The red-blooded software tycoon may have zero experience running consumer-facing businesses, but he is eager to reinvent Oracle for the future while defying critics who say the company missed the boat on the cloud computing boom, leaving it stranded in a 1990s time warp.
Above all, acquiring TikTok would offer Ellison the chance to settle scores with his arch rival Microsoft – seen as the frontrunner to acquire TikTok – and his nemesis Bill Gates.
With a fortune of $69 billion, Ellison – the world’s sixth richest person – is hardly down on his luck, but it’s fair to say the fortunes of Oracle and Microsoft have diverged sharply in recent years.
Once neck and neck in the bitterly contested software wars of an earlier era, over the past decade Oracle’s revenues have stagnated.
Its $169bn market value is chunky enough but it pales in comparison to the mighty Microsoft, which is now nearly ten times bigger at $1.6 trillion, having niftily surfed the mass shift into cloud computing under chief executive Satya Nadella.
It’s a trend that has only accelerated during the pandemic as more and more businesses switch to digital technology to strengthen their resilience.
Microsoft’s shares have surged by about one third in value this year, propelled by strong growth from its Azure cloud computing arm, which reported a 47pc rise in revenues in the three months ended June 30.
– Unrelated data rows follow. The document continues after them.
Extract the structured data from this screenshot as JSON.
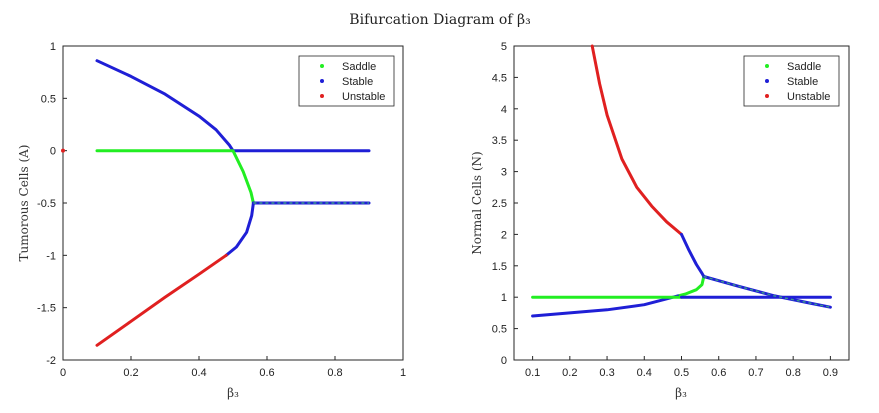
{
  "figure": {
    "title": "Bifurcation Diagram of β₃"
  },
  "colors": {
    "saddle": "#22ee22",
    "stable": "#1f1fd6",
    "unstable": "#e02020",
    "teal_dash": "#3a9a8a"
  },
  "legend": {
    "saddle": "Saddle",
    "stable": "Stable",
    "unstable": "Unstable"
  },
  "chart_data": [
    {
      "type": "scatter",
      "xlabel": "β₃",
      "ylabel": "Tumorous Cells (A)",
      "xlim": [
        0,
        1
      ],
      "ylim": [
        -2,
        1
      ],
      "xticks": [
        0,
        0.2,
        0.4,
        0.6,
        0.8,
        1
      ],
      "xtick_labels": [
        "0",
        "0.2",
        "0.4",
        "0.6",
        "0.8",
        "1"
      ],
      "yticks": [
        -2,
        -1.5,
        -1,
        -0.5,
        0,
        0.5,
        1
      ],
      "ytick_labels": [
        "-2",
        "-1.5",
        "-1",
        "-0.5",
        "0",
        "0.5",
        "1"
      ],
      "legend_position": "top-right",
      "series": [
        {
          "name": "Stable",
          "kind": "stable",
          "points": [
            [
              0.1,
              0.86
            ],
            [
              0.2,
              0.71
            ],
            [
              0.3,
              0.54
            ],
            [
              0.4,
              0.33
            ],
            [
              0.45,
              0.2
            ],
            [
              0.49,
              0.05
            ],
            [
              0.5,
              0.0
            ],
            [
              0.9,
              0.0
            ]
          ]
        },
        {
          "name": "Saddle",
          "kind": "saddle",
          "points": [
            [
              0.1,
              0.0
            ],
            [
              0.5,
              0.0
            ],
            [
              0.53,
              -0.2
            ],
            [
              0.553,
              -0.4
            ],
            [
              0.56,
              -0.5
            ]
          ]
        },
        {
          "name": "Stable",
          "kind": "stable",
          "points": [
            [
              0.56,
              -0.5
            ],
            [
              0.555,
              -0.62
            ],
            [
              0.54,
              -0.78
            ],
            [
              0.51,
              -0.92
            ],
            [
              0.48,
              -1.0
            ]
          ]
        },
        {
          "name": "Unstable",
          "kind": "unstable",
          "points": [
            [
              0.48,
              -1.0
            ],
            [
              0.4,
              -1.18
            ],
            [
              0.3,
              -1.4
            ],
            [
              0.2,
              -1.63
            ],
            [
              0.1,
              -1.86
            ]
          ]
        },
        {
          "name": "Stable",
          "kind": "stable_dashed",
          "points": [
            [
              0.56,
              -0.5
            ],
            [
              0.9,
              -0.5
            ]
          ]
        },
        {
          "name": "Unstable",
          "kind": "unstable",
          "points": [
            [
              0.0,
              0.0
            ]
          ]
        }
      ]
    },
    {
      "type": "scatter",
      "xlabel": "β₃",
      "ylabel": "Normal Cells (N)",
      "xlim": [
        0.05,
        0.95
      ],
      "ylim": [
        0,
        5
      ],
      "xticks": [
        0.1,
        0.2,
        0.3,
        0.4,
        0.5,
        0.6,
        0.7,
        0.8,
        0.9
      ],
      "xtick_labels": [
        "0.1",
        "0.2",
        "0.3",
        "0.4",
        "0.5",
        "0.6",
        "0.7",
        "0.8",
        "0.9"
      ],
      "yticks": [
        0,
        0.5,
        1,
        1.5,
        2,
        2.5,
        3,
        3.5,
        4,
        4.5,
        5
      ],
      "ytick_labels": [
        "0",
        "0.5",
        "1",
        "1.5",
        "2",
        "2.5",
        "3",
        "3.5",
        "4",
        "4.5",
        "5"
      ],
      "legend_position": "top-right",
      "series": [
        {
          "name": "Unstable",
          "kind": "unstable",
          "points": [
            [
              0.26,
              5.0
            ],
            [
              0.28,
              4.4
            ],
            [
              0.3,
              3.9
            ],
            [
              0.34,
              3.2
            ],
            [
              0.38,
              2.75
            ],
            [
              0.42,
              2.45
            ],
            [
              0.46,
              2.2
            ],
            [
              0.5,
              2.0
            ]
          ]
        },
        {
          "name": "Stable",
          "kind": "stable",
          "points": [
            [
              0.5,
              2.0
            ],
            [
              0.52,
              1.75
            ],
            [
              0.54,
              1.52
            ],
            [
              0.555,
              1.38
            ],
            [
              0.56,
              1.33
            ]
          ]
        },
        {
          "name": "Saddle",
          "kind": "saddle",
          "points": [
            [
              0.56,
              1.33
            ],
            [
              0.555,
              1.2
            ],
            [
              0.54,
              1.12
            ],
            [
              0.51,
              1.05
            ],
            [
              0.49,
              1.02
            ]
          ]
        },
        {
          "name": "Stable",
          "kind": "stable",
          "points": [
            [
              0.49,
              1.02
            ],
            [
              0.4,
              0.88
            ],
            [
              0.3,
              0.8
            ],
            [
              0.2,
              0.75
            ],
            [
              0.1,
              0.7
            ]
          ]
        },
        {
          "name": "Saddle",
          "kind": "saddle",
          "points": [
            [
              0.1,
              1.0
            ],
            [
              0.5,
              1.0
            ]
          ]
        },
        {
          "name": "Stable",
          "kind": "stable",
          "points": [
            [
              0.5,
              1.0
            ],
            [
              0.9,
              1.0
            ]
          ]
        },
        {
          "name": "Stable",
          "kind": "stable_dashed",
          "points": [
            [
              0.56,
              1.33
            ],
            [
              0.65,
              1.18
            ],
            [
              0.75,
              1.02
            ],
            [
              0.85,
              0.9
            ],
            [
              0.9,
              0.84
            ]
          ]
        }
      ]
    }
  ]
}
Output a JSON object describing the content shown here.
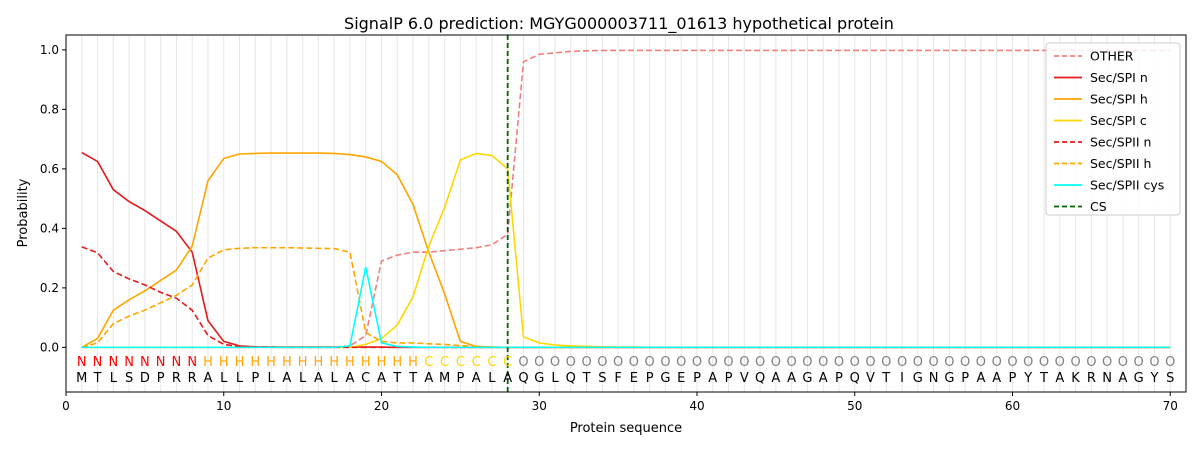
{
  "chart_data": {
    "type": "line",
    "title": "SignalP 6.0 prediction: MGYG000003711_01613 hypothetical protein",
    "xlabel": "Protein sequence",
    "ylabel": "Probability",
    "xlim": [
      0,
      71
    ],
    "ylim": [
      -0.15,
      1.05
    ],
    "xticks": [
      0,
      10,
      20,
      30,
      40,
      50,
      60,
      70
    ],
    "yticks": [
      0.0,
      0.2,
      0.4,
      0.6,
      0.8,
      1.0
    ],
    "grid": "vertical lines at each residue",
    "legend_position": "top-right",
    "sequence": [
      "M",
      "T",
      "L",
      "S",
      "D",
      "P",
      "R",
      "R",
      "A",
      "L",
      "L",
      "P",
      "L",
      "A",
      "L",
      "A",
      "L",
      "A",
      "C",
      "A",
      "T",
      "T",
      "A",
      "M",
      "P",
      "A",
      "L",
      "A",
      "Q",
      "G",
      "L",
      "Q",
      "T",
      "S",
      "F",
      "E",
      "P",
      "G",
      "E",
      "P",
      "A",
      "P",
      "V",
      "Q",
      "A",
      "A",
      "G",
      "A",
      "P",
      "Q",
      "V",
      "T",
      "I",
      "G",
      "N",
      "G",
      "P",
      "A",
      "A",
      "P",
      "Y",
      "T",
      "A",
      "K",
      "R",
      "N",
      "A",
      "G",
      "Y",
      "S"
    ],
    "region_labels": [
      "N",
      "N",
      "N",
      "N",
      "N",
      "N",
      "N",
      "N",
      "H",
      "H",
      "H",
      "H",
      "H",
      "H",
      "H",
      "H",
      "H",
      "H",
      "H",
      "H",
      "H",
      "H",
      "C",
      "C",
      "C",
      "C",
      "C",
      "C",
      "O",
      "O",
      "O",
      "O",
      "O",
      "O",
      "O",
      "O",
      "O",
      "O",
      "O",
      "O",
      "O",
      "O",
      "O",
      "O",
      "O",
      "O",
      "O",
      "O",
      "O",
      "O",
      "O",
      "O",
      "O",
      "O",
      "O",
      "O",
      "O",
      "O",
      "O",
      "O",
      "O",
      "O",
      "O",
      "O",
      "O",
      "O",
      "O",
      "O",
      "O",
      "O"
    ],
    "region_colors": {
      "N": "#ff0000",
      "H": "#ffa500",
      "C": "#ffd700",
      "O": "#808080"
    },
    "cs_position": 28,
    "series": [
      {
        "name": "OTHER",
        "color": "#f08080",
        "dash": "dashed",
        "values": [
          0.0,
          0.0,
          0.0,
          0.0,
          0.0,
          0.0,
          0.0,
          0.0,
          0.0,
          0.0,
          0.0,
          0.0,
          0.0,
          0.0,
          0.0,
          0.0,
          0.0,
          0.005,
          0.04,
          0.29,
          0.31,
          0.32,
          0.32,
          0.325,
          0.33,
          0.335,
          0.345,
          0.38,
          0.96,
          0.985,
          0.99,
          0.995,
          0.997,
          0.998,
          0.998,
          0.998,
          0.998,
          0.998,
          0.998,
          0.998,
          0.998,
          0.998,
          0.998,
          0.998,
          0.998,
          0.998,
          0.998,
          0.998,
          0.998,
          0.998,
          0.998,
          0.998,
          0.998,
          0.998,
          0.998,
          0.998,
          0.998,
          0.998,
          0.998,
          0.998,
          0.998,
          0.998,
          0.998,
          0.998,
          0.998,
          0.998,
          0.998,
          0.998,
          0.998,
          0.998
        ]
      },
      {
        "name": "Sec/SPI n",
        "color": "#e31a1c",
        "dash": "solid",
        "values": [
          0.655,
          0.625,
          0.53,
          0.49,
          0.46,
          0.425,
          0.39,
          0.32,
          0.09,
          0.02,
          0.005,
          0.002,
          0.001,
          0.001,
          0.001,
          0.001,
          0.001,
          0.001,
          0.001,
          0.001,
          0.0,
          0.0,
          0.0,
          0.0,
          0.0,
          0.0,
          0.0,
          0.0,
          0.0,
          0.0,
          0.0,
          0.0,
          0.0,
          0.0,
          0.0,
          0.0,
          0.0,
          0.0,
          0.0,
          0.0,
          0.0,
          0.0,
          0.0,
          0.0,
          0.0,
          0.0,
          0.0,
          0.0,
          0.0,
          0.0,
          0.0,
          0.0,
          0.0,
          0.0,
          0.0,
          0.0,
          0.0,
          0.0,
          0.0,
          0.0,
          0.0,
          0.0,
          0.0,
          0.0,
          0.0,
          0.0,
          0.0,
          0.0,
          0.0,
          0.0
        ]
      },
      {
        "name": "Sec/SPI h",
        "color": "#ffa500",
        "dash": "solid",
        "values": [
          0.0,
          0.03,
          0.125,
          0.16,
          0.19,
          0.225,
          0.26,
          0.34,
          0.56,
          0.635,
          0.65,
          0.652,
          0.653,
          0.653,
          0.653,
          0.653,
          0.652,
          0.648,
          0.64,
          0.625,
          0.58,
          0.48,
          0.32,
          0.18,
          0.02,
          0.003,
          0.001,
          0.0,
          0.0,
          0.0,
          0.0,
          0.0,
          0.0,
          0.0,
          0.0,
          0.0,
          0.0,
          0.0,
          0.0,
          0.0,
          0.0,
          0.0,
          0.0,
          0.0,
          0.0,
          0.0,
          0.0,
          0.0,
          0.0,
          0.0,
          0.0,
          0.0,
          0.0,
          0.0,
          0.0,
          0.0,
          0.0,
          0.0,
          0.0,
          0.0,
          0.0,
          0.0,
          0.0,
          0.0,
          0.0,
          0.0,
          0.0,
          0.0,
          0.0,
          0.0
        ]
      },
      {
        "name": "Sec/SPI c",
        "color": "#ffd700",
        "dash": "solid",
        "values": [
          0.0,
          0.0,
          0.0,
          0.0,
          0.0,
          0.0,
          0.0,
          0.0,
          0.0,
          0.0,
          0.0,
          0.0,
          0.0,
          0.0,
          0.0,
          0.0,
          0.0,
          0.0,
          0.01,
          0.03,
          0.075,
          0.17,
          0.34,
          0.47,
          0.63,
          0.652,
          0.645,
          0.6,
          0.035,
          0.015,
          0.008,
          0.005,
          0.003,
          0.002,
          0.001,
          0.001,
          0.0,
          0.0,
          0.0,
          0.0,
          0.0,
          0.0,
          0.0,
          0.0,
          0.0,
          0.0,
          0.0,
          0.0,
          0.0,
          0.0,
          0.0,
          0.0,
          0.0,
          0.0,
          0.0,
          0.0,
          0.0,
          0.0,
          0.0,
          0.0,
          0.0,
          0.0,
          0.0,
          0.0,
          0.0,
          0.0,
          0.0,
          0.0,
          0.0,
          0.0
        ]
      },
      {
        "name": "Sec/SPII n",
        "color": "#e31a1c",
        "dash": "dashed",
        "values": [
          0.338,
          0.318,
          0.255,
          0.23,
          0.21,
          0.185,
          0.165,
          0.125,
          0.04,
          0.01,
          0.003,
          0.001,
          0.001,
          0.0,
          0.0,
          0.0,
          0.0,
          0.0,
          0.0,
          0.0,
          0.0,
          0.0,
          0.0,
          0.0,
          0.0,
          0.0,
          0.0,
          0.0,
          0.0,
          0.0,
          0.0,
          0.0,
          0.0,
          0.0,
          0.0,
          0.0,
          0.0,
          0.0,
          0.0,
          0.0,
          0.0,
          0.0,
          0.0,
          0.0,
          0.0,
          0.0,
          0.0,
          0.0,
          0.0,
          0.0,
          0.0,
          0.0,
          0.0,
          0.0,
          0.0,
          0.0,
          0.0,
          0.0,
          0.0,
          0.0,
          0.0,
          0.0,
          0.0,
          0.0,
          0.0,
          0.0,
          0.0,
          0.0,
          0.0,
          0.0
        ]
      },
      {
        "name": "Sec/SPII h",
        "color": "#ffa500",
        "dash": "dashed",
        "values": [
          0.0,
          0.015,
          0.08,
          0.105,
          0.125,
          0.15,
          0.175,
          0.21,
          0.3,
          0.328,
          0.333,
          0.335,
          0.335,
          0.335,
          0.334,
          0.333,
          0.332,
          0.32,
          0.05,
          0.02,
          0.015,
          0.015,
          0.012,
          0.01,
          0.006,
          0.003,
          0.001,
          0.0,
          0.0,
          0.0,
          0.0,
          0.0,
          0.0,
          0.0,
          0.0,
          0.0,
          0.0,
          0.0,
          0.0,
          0.0,
          0.0,
          0.0,
          0.0,
          0.0,
          0.0,
          0.0,
          0.0,
          0.0,
          0.0,
          0.0,
          0.0,
          0.0,
          0.0,
          0.0,
          0.0,
          0.0,
          0.0,
          0.0,
          0.0,
          0.0,
          0.0,
          0.0,
          0.0,
          0.0,
          0.0,
          0.0,
          0.0,
          0.0,
          0.0,
          0.0
        ]
      },
      {
        "name": "Sec/SPII cys",
        "color": "#00ffff",
        "dash": "solid",
        "values": [
          0.0,
          0.0,
          0.0,
          0.0,
          0.0,
          0.0,
          0.0,
          0.0,
          0.0,
          0.0,
          0.0,
          0.0,
          0.0,
          0.0,
          0.0,
          0.0,
          0.0,
          0.005,
          0.27,
          0.015,
          0.003,
          0.001,
          0.0,
          0.0,
          0.0,
          0.0,
          0.0,
          0.0,
          0.0,
          0.0,
          0.0,
          0.0,
          0.0,
          0.0,
          0.0,
          0.0,
          0.0,
          0.0,
          0.0,
          0.0,
          0.0,
          0.0,
          0.0,
          0.0,
          0.0,
          0.0,
          0.0,
          0.0,
          0.0,
          0.0,
          0.0,
          0.0,
          0.0,
          0.0,
          0.0,
          0.0,
          0.0,
          0.0,
          0.0,
          0.0,
          0.0,
          0.0,
          0.0,
          0.0,
          0.0,
          0.0,
          0.0,
          0.0,
          0.0,
          0.0
        ]
      },
      {
        "name": "CS",
        "color": "#006400",
        "dash": "dashed",
        "values": []
      }
    ]
  }
}
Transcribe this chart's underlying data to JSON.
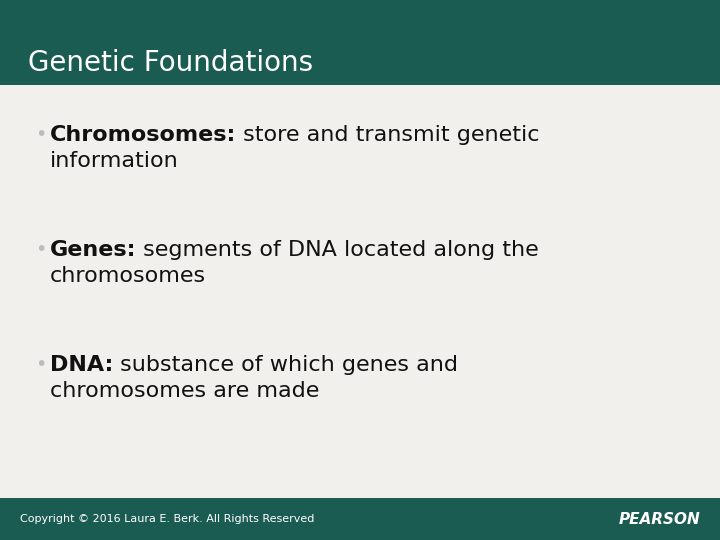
{
  "title": "Genetic Foundations",
  "title_bg_color": "#1a5c52",
  "title_text_color": "#ffffff",
  "body_bg_color": "#f2f0ed",
  "bullet_items": [
    {
      "bold_part": "Chromosomes:",
      "rest": " store and transmit genetic\ninformation"
    },
    {
      "bold_part": "Genes:",
      "rest": " segments of DNA located along the\nchromosomes"
    },
    {
      "bold_part": "DNA:",
      "rest": " substance of which genes and\nchromosomes are made"
    }
  ],
  "bullet_color": "#bbbbbb",
  "text_color": "#111111",
  "footer_text": "Copyright © 2016 Laura E. Berk. All Rights Reserved",
  "footer_brand": "PEARSON",
  "footer_bg_color": "#1a5c52",
  "footer_text_color": "#ffffff",
  "title_font_size": 20,
  "bullet_font_size": 16,
  "footer_font_size": 8,
  "footer_brand_font_size": 11
}
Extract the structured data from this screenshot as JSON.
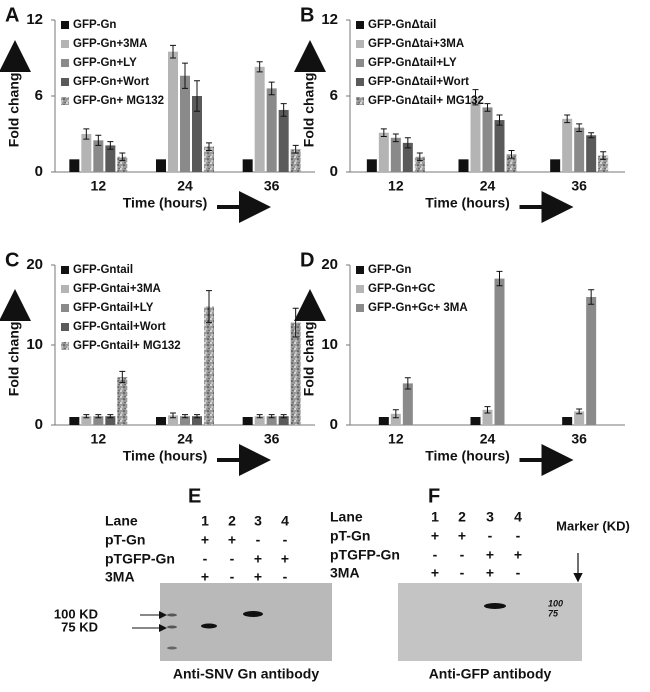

Oracle is now chasing the cloud boom too, but is trailing a long way behind. Its shares – at $55.18 a piece – have largely flatlined this year, prompting Ellison, its chairman, to consider a potentially radical shift in direction.
Either way, Microsoft’s recent run of success is unlikely to have pleased Mr Ellison.
The visceral feeling between the two firms is perhaps best summed up by an internal email sent by one Microsoft executive, which emerged during a historic dispute and which talked of its wish to “kill… Oracle”.
With extremely deep pockets, plenty of experience running consumer businesses and the expertise to pull off a deal to acquire TikTok – which would involve the highly complex transfer of all the Chinese group’s data to its own systems within a year – Microsoft is the more obvious buyer.
Oracle’s proposal to jointly invest with existing investors in TikTok’s parent, Byte Dance, including General Atlantic and Sequoia Capital, looks less likely.